A frustrated Oak Ridge resident complained to a friend in 2001 that it was impossible to find a contractor to pave a driveway because ORNL was building its Spallation Neutron Source. Indeed, the shielding over the tunnel into the target facility at SNS (where mercury is shot with a proton beam to produce neutrons) consists of seven feet of steel and two feet of concrete, while the target facility floor is five feet thick. That means area contractors had to produce 12 million pounds of steel shielding for the monolith alone, plus some four million pounds of concrete. That certainly put Oak Ridge homeowners in a bind for a while, says Carl Strawbridge, deputy project director of SNS. But subcontractors could not have been happier. By that time, subcontracting opportunities exceeded $100 million while total salaries involved in the project were above $300 million.
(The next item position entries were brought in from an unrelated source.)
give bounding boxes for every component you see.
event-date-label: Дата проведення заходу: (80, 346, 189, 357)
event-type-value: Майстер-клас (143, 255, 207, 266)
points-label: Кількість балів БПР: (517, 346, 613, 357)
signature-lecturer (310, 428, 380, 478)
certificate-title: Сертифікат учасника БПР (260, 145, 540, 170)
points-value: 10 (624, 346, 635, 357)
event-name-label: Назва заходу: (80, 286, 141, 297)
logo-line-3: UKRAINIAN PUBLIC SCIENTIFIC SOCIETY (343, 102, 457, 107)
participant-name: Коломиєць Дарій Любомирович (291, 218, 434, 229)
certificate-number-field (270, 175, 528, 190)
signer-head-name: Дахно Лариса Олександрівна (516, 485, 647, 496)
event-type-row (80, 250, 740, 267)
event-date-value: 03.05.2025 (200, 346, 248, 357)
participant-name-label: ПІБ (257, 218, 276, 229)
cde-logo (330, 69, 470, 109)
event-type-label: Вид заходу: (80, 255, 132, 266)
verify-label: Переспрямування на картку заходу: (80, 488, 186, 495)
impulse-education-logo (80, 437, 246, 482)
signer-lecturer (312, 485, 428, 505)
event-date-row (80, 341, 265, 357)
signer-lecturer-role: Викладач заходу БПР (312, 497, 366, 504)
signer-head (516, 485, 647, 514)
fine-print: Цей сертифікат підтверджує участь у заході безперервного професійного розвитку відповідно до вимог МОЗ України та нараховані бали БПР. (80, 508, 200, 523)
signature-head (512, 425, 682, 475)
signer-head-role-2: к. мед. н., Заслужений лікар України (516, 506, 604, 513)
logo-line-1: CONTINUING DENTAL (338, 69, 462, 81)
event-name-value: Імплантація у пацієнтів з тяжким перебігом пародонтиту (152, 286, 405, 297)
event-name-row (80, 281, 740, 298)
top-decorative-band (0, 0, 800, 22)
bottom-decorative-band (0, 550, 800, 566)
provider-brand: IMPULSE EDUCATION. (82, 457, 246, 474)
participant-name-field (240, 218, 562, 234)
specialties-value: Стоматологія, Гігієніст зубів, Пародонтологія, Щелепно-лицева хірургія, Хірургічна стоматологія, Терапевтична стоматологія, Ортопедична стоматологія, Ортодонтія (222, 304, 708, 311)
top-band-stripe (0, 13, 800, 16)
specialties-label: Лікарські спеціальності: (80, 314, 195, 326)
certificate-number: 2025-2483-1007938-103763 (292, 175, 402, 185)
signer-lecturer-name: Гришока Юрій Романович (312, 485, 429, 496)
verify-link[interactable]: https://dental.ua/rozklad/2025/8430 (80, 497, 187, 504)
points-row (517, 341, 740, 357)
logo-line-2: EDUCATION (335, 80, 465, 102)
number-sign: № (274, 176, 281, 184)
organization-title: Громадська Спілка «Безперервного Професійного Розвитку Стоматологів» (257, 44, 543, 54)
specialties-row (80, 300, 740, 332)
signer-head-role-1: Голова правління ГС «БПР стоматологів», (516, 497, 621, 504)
All that steel and concrete is necessary to make the SNS target facility as strong as possible due to the increase in the intensity of neutrons produced there from 10- to 100-fold. Due to that intensity the target becomes radioactive, so all maintenance operations inside the target, even changing light bulbs, will be performed remotely, with state-of-the-art robotic manipulators. SNS is the first facility to use a pure mercury target to produce neutrons. An average mercury nucleus is rich in neutrons, containing some 120 of them, thus the target’s 20 tons of mercury is only one cubic meter in size. To get the research under way, SNS requires some 42 megawatts of electricity to generate 1.4 megawatts of beam power in the linac, or enough energy to power 1,400 homes. At current estimates, the total SNS electric bill will be $10 million a year, or enough to light a town of 30,000 for the same period.